Some have complained that the Samsung controller MIM appears to have too high a hysteresis of 2 degC and they have resorted to external thermostats but I think this is a misunderstanding of its operation. The 2 degC tolerance band is an important feature for the Samsung controller to modulate within rather than the inefficiency of on/off operation.
From my own observation I can see the MIM thermostat controller combines water law (weather compensation) with modulation of heat pump output…
If I set the normal rate room temperature to 19C and then at the start of each of the three ‘cosy’ half price periods I set it to 1.5 deg below the main target e.g. 17.5C. It will not turn the heat pump off if the room temperature is still within 2C of target but will instead set a new target progressively modulating the output. This reduces power consumption to 800W by reducing LWT to nearer the lowest weather compensation you have set. This avoids a shutdown so the heat pump runs continuously and efficiently with a higher COP during the normal rate periods and then progressively running harder during low rate periods storing up heat in the building.
Is this what others have found? It does depend on the weather compensation being set correctly and the emitters being balanced for the heat pump. This method of heating the house continuously whilst using mostly half price tariff by modulation is a bit of a game changer for me. It means the average annual cost of heating can be less than 6p/kW when full price electricity is 28p/kW. This is especially true if a you have the benefit of sufficient battery storage to bridge the evening 4pm to 7pm peak rate period.
This works somewhat. But the Samsung controller does not have what I’d call “load compensation”. It cannot adjust the WC curve based on the target room temperature vs actual temperature. Therefore, to make use of Time of Use tariffs in this way, you have to set the WC settings based on the cheap period, where is trying to overheat the property, but this means that during the standard periods, it is still trying to overheat the property, but turns off when it hits a room temperature limit. This is generally a very inefficient way to use a heat pump, but could still save you money.
An alternative method is to use AUTO & Water Outlet temperature mode, instead of Indoor Temperature mode.
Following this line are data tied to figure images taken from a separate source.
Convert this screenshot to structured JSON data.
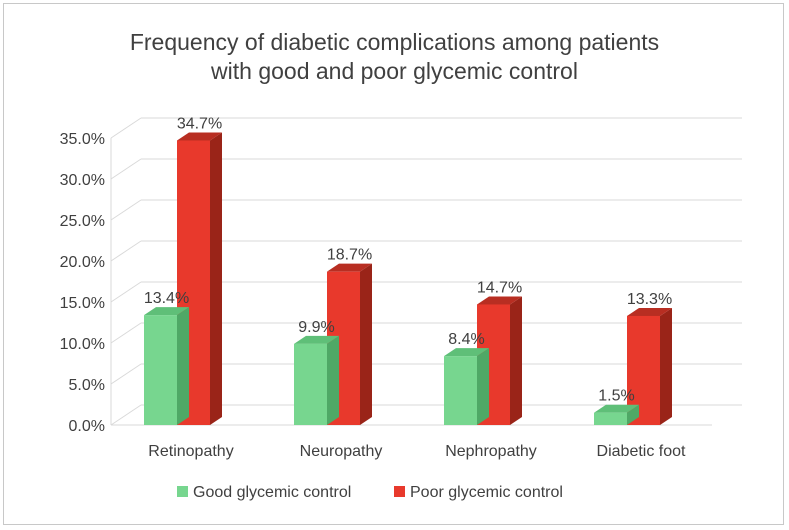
{
  "chart_data": {
    "type": "bar",
    "title_lines": [
      "Frequency of diabetic complications among patients",
      "with good and poor glycemic control"
    ],
    "categories": [
      "Retinopathy",
      "Neuropathy",
      "Nephropathy",
      "Diabetic foot"
    ],
    "series": [
      {
        "name": "Good glycemic control",
        "values": [
          13.4,
          9.9,
          8.4,
          1.5
        ],
        "labels": [
          "13.4%",
          "9.9%",
          "8.4%",
          "1.5%"
        ],
        "color": "#77d68f",
        "side_color": "#4fa866",
        "top_color": "#5fbf78"
      },
      {
        "name": "Poor glycemic control",
        "values": [
          34.7,
          18.7,
          14.7,
          13.3
        ],
        "labels": [
          "34.7%",
          "18.7%",
          "14.7%",
          "13.3%"
        ],
        "color": "#e8392c",
        "side_color": "#9a2418",
        "top_color": "#b82e22"
      }
    ],
    "yticks": [
      "0.0%",
      "5.0%",
      "10.0%",
      "15.0%",
      "20.0%",
      "25.0%",
      "30.0%",
      "35.0%"
    ],
    "ylim": [
      0,
      35
    ],
    "xlabel": "",
    "ylabel": "",
    "grid": true,
    "legend_position": "bottom",
    "style": "3d-clustered-column"
  }
}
Which uses pure weather compensation, and ignores the indoor thermostat completely.
This alone, doesn’t work well with TOU tariffs as you cannot schedule increases or decreases in the WC curve (though you can adjust it manually on the MIM), but you could make use of the Smart Grid feature, which raises the target outlet temperature in 2 steps (see image below of manual). This can be controlled externally with smart relays wired into the controller. For this, you need MIM-E03EN or MIM-E03FN, not MIM-E03CN)
Another alternative is to schedule quiet mode during the standard cost periods. No one seems to fully understand how Quiet mode works, but from some testing I did over the weekend, it seems to lower the water outlet temperate target by 1-2 degrees. The issue with this is that it seems really variable and inconsistent.
I’m on Agile, but am going to be trying the Smart grid idea this winter to give a night time setback. I have a large water volume, so it doesn’t respond well to frequent changes in target flow temperature, and neither does the Samsung controller itself, (which is what I think tripped up Homely when I was using that & the Cosy tariff last winter), but I’m hopeful.
I will look into the smart grid feature. My observations did fool me into thinking the LWT dropped two degrees below the WC curve when I reduced the target temperature but it may have been coincidence. I suppose it is possible to tamper with the external temperature sensor with a pipe heater during peak rates to lower the WC curve. That does interfere with frost protection of course but easy to try out.